Putting things in boxes

‘Divide and conquer’ (Latin: divide et impera), the fundamental maxim of software development, dictates that every detail of a system must exist inside some kind of ‘container’. This approach deals with essential system complexity by adding as much accidental complexity as possible. This also has the benefit of introducing endless new container abstractions, to maximise the work of naming things.

While I might not actually mean that seriously, it does seem that every era and branch of software development has its own container fetish. This explains why technology stacks use so many synonyms of container: repository, cache, archive, stash, file, folder, envelope, wrapper, directory, catalogue, module, package, bundle, crate, batch, etc. And despite these abstractions’ value, software developers sometimes go too far.

Deconstructed interactions

The small phrasebook Making Friends in English (Penguin Quick Guides) contains this brief example dialogue that takes place at a party (original emphasis):

MARK: Raúl, come with me and I’ll introduce you to a few people.

RAUL: OK.

MARK: Have you met Lucy?

LUCY: Yes, we’ve already met.

MARK: OK, in that case, meet Sam. Sam and I were at college together. Sam, this is Raúl. Raúl’s a mate of mine from Spain.

If you wrote this phrase book the way developers usually write API documentation, you’d end up with something like this:

An API for introducing someone

In the pursuit of abstraction, deconstructing the introduction has discarded the conversation, leaving information without context or explanation. You can’t use this to understand how the introduction works. HTTP API documentation typically suffers the same fate.
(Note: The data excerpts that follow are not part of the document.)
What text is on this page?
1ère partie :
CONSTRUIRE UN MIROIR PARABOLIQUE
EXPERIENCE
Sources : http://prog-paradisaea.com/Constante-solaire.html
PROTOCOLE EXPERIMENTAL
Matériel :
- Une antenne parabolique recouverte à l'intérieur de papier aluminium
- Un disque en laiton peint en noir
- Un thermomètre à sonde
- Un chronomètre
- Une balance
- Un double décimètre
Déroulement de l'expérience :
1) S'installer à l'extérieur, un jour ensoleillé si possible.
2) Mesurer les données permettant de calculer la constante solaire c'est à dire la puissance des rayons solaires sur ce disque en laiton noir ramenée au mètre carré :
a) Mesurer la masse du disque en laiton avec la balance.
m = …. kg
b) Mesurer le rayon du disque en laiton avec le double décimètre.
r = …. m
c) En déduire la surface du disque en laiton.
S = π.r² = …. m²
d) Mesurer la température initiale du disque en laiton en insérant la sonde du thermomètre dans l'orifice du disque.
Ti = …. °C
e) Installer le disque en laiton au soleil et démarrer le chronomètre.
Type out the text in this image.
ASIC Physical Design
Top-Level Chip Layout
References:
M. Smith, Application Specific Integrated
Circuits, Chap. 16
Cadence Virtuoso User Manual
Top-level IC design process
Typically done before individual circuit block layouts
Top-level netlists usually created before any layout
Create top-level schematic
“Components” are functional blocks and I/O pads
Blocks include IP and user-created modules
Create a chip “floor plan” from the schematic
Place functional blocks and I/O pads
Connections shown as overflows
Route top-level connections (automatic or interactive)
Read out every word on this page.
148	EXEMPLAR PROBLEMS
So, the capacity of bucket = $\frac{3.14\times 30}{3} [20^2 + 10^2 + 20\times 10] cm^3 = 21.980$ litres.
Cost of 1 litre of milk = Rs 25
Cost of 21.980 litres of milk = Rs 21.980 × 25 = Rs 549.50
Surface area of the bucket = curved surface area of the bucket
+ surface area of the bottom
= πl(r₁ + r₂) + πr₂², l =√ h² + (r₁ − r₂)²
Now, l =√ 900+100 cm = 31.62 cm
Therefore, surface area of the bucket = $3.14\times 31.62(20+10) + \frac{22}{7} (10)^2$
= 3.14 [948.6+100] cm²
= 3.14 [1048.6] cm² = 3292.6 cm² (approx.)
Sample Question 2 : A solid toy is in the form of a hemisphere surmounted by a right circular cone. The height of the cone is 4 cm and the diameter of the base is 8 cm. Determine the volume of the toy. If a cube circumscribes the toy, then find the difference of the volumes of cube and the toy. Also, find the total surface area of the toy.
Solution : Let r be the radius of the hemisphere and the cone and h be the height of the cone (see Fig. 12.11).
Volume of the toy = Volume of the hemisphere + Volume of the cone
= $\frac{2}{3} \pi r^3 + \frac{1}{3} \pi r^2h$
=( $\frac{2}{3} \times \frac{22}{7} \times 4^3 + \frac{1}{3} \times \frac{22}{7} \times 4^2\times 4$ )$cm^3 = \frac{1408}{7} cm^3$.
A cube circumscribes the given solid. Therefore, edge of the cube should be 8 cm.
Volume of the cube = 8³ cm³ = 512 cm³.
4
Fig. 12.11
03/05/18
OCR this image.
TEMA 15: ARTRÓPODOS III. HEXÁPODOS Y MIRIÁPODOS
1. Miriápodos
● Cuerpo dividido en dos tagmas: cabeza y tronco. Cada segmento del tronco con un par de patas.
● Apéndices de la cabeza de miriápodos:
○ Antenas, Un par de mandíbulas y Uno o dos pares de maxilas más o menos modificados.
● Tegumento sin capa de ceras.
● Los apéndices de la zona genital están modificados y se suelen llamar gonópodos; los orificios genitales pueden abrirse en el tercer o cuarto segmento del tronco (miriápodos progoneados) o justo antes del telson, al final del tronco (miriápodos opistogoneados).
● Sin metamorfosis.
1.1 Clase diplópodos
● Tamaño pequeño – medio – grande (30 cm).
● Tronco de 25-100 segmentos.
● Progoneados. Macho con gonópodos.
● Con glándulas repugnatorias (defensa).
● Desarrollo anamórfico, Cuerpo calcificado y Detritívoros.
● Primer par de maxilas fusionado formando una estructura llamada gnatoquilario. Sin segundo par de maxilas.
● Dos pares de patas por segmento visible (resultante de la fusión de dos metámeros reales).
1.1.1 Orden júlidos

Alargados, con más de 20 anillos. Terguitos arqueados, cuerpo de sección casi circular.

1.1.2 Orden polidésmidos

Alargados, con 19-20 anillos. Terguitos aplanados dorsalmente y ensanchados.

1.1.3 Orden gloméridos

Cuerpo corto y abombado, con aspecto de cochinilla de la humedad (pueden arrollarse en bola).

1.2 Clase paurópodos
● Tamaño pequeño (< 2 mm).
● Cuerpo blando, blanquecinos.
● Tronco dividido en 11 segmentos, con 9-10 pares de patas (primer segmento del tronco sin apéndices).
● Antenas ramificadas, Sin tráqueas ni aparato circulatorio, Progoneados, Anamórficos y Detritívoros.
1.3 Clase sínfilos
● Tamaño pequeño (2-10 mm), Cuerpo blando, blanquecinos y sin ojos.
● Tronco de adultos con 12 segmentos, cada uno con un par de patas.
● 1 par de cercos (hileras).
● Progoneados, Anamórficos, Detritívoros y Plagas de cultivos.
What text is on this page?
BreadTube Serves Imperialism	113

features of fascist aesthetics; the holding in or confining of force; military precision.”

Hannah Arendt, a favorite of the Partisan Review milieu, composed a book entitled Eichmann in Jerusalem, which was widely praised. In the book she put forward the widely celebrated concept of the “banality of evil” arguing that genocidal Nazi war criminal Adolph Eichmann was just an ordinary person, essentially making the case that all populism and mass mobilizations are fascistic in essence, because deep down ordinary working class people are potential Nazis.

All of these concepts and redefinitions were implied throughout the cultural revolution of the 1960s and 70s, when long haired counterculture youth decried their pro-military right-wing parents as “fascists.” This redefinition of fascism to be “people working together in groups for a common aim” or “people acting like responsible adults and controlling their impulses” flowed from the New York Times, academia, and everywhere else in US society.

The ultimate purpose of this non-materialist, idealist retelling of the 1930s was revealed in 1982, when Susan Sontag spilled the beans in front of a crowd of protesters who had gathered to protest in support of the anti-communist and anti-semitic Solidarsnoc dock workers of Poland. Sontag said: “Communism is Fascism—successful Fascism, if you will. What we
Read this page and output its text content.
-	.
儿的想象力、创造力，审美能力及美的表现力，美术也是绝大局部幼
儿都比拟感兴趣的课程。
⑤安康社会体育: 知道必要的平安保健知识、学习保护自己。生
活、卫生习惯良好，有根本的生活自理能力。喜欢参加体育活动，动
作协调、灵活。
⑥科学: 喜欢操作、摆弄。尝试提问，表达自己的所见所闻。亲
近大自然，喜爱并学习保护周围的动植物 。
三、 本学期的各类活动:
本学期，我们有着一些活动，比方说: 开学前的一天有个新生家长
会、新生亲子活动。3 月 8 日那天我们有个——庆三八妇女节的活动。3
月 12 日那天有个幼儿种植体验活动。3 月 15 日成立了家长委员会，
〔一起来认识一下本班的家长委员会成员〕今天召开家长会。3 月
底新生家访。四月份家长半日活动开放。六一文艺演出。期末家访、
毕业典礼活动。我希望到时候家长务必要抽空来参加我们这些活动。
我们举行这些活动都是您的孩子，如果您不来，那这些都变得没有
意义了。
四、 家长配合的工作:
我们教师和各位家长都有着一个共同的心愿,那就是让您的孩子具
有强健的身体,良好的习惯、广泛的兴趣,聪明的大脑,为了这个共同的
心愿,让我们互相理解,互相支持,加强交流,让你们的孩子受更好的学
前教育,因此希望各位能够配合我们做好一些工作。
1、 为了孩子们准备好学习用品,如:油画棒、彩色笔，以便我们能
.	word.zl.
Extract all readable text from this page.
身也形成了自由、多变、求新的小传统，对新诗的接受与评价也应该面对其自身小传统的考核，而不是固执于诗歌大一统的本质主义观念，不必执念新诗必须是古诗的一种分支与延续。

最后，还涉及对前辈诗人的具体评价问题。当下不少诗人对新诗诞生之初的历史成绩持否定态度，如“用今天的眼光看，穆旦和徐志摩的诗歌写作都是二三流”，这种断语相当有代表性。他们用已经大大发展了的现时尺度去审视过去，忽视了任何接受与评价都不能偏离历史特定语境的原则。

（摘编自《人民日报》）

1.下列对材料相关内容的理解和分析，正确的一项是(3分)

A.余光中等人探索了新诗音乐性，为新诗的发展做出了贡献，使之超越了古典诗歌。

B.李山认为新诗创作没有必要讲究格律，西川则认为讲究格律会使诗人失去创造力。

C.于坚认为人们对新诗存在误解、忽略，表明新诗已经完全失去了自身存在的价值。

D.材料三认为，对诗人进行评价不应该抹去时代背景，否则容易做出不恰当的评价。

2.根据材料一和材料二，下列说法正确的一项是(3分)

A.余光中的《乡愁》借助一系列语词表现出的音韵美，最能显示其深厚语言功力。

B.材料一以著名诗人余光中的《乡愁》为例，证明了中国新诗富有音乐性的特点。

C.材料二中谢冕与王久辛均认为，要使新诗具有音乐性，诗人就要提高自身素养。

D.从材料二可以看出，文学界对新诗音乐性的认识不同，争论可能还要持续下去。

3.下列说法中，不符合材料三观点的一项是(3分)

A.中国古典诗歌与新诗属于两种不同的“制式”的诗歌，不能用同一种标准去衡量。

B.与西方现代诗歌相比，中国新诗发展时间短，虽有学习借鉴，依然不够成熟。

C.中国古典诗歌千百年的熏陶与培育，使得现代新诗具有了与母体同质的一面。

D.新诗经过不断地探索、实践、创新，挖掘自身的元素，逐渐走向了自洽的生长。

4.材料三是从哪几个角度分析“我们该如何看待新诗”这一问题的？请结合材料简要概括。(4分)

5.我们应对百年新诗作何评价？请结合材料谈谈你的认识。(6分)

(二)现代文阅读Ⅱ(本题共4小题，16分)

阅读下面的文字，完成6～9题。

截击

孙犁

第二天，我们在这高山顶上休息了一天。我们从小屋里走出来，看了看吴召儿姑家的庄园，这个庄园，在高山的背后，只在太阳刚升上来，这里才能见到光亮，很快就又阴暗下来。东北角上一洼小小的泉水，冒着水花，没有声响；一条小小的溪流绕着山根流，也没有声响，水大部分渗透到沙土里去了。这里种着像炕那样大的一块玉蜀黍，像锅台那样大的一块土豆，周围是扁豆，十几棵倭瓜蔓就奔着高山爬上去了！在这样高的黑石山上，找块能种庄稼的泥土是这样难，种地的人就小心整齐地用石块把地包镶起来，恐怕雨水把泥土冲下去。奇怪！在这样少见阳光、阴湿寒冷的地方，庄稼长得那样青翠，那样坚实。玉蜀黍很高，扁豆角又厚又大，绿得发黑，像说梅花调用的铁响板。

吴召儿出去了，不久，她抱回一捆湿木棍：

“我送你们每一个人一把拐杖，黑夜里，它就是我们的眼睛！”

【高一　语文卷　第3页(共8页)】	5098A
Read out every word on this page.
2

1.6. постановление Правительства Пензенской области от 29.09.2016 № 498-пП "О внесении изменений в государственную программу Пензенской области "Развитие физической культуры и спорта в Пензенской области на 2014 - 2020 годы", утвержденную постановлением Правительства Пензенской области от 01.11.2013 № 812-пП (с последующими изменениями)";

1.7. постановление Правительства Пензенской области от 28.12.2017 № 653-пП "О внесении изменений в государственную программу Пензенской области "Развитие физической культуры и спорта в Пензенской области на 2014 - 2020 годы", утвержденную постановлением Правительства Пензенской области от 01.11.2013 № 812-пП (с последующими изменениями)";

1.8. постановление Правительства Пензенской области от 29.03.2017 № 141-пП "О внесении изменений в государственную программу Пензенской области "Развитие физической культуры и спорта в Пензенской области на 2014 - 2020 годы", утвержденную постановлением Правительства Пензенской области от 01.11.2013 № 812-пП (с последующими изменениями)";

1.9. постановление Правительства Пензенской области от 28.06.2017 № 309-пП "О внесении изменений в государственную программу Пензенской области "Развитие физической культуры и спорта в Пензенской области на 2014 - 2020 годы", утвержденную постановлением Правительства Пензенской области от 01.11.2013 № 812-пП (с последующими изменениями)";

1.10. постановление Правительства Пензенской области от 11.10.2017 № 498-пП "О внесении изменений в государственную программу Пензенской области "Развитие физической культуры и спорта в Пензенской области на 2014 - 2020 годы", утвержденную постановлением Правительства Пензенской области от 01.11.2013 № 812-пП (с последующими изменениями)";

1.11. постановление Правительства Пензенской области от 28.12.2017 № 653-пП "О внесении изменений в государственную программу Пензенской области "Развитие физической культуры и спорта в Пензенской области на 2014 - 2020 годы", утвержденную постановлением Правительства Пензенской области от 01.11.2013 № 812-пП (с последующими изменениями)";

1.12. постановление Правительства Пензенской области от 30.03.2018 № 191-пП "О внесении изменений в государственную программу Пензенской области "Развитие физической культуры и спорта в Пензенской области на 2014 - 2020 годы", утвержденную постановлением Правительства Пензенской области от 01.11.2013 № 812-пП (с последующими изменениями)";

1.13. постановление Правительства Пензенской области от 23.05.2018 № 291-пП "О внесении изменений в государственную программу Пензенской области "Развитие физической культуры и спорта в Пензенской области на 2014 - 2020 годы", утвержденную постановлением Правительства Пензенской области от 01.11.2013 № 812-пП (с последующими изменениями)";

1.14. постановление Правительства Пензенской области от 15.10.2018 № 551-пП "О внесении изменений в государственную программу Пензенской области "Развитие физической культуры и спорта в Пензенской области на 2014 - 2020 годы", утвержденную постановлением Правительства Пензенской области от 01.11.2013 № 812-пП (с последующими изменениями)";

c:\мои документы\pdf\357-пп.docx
Deconstructing an HTTP API documents the wrong API

HTTP API documentation tends to structure the API in a deeply-nested hierarchy:

Base URL
URL path
┃┣ HTTP method
┃┃┣ Request
┃┃┃┣ Parameters
┃┃┃┣ Headers
┃┃┃┗ Body
┃┃┣ Response
┃┃┃┣ Status
┃┃┃┣ Headers
┃┃┃┗ Body
┃┃┗ Errors
┃┃ ┗
┃┣

Splitting each HTTP request across this hierarchy scatters the parts of a URL like https://api.example.com/search?query=new to several different places in the documentation. Extracting duplication, such as authentication and errors, from requests and responses by moving the information to a single place in the documentation, somewhere else, makes the situation even worse.

HTTP API documentation that removes all duplication overfits to a particular abstraction - a way of thinking about that API that has more to do with how you might implement the same functionality in, say, an object-oriented programming language. The documentation essentially documents that other API, not the HTTP API.

API treasure hunt

The documentation’s author might find the resulting structure exceedingly satisfying, but its appalling usability will frustrate readers, who have to assemble API requests by playing a perverse game of treasure hunt.

Instead, HTTP documentation should look more like HTTP itself, and should at least present the information that goes together in an HTTP request in the same place. After all, HTTP’s request-response style makes an HTTP API a conversational API that has more to do with Raúl meeting Lucy at a party than objects and functions in code.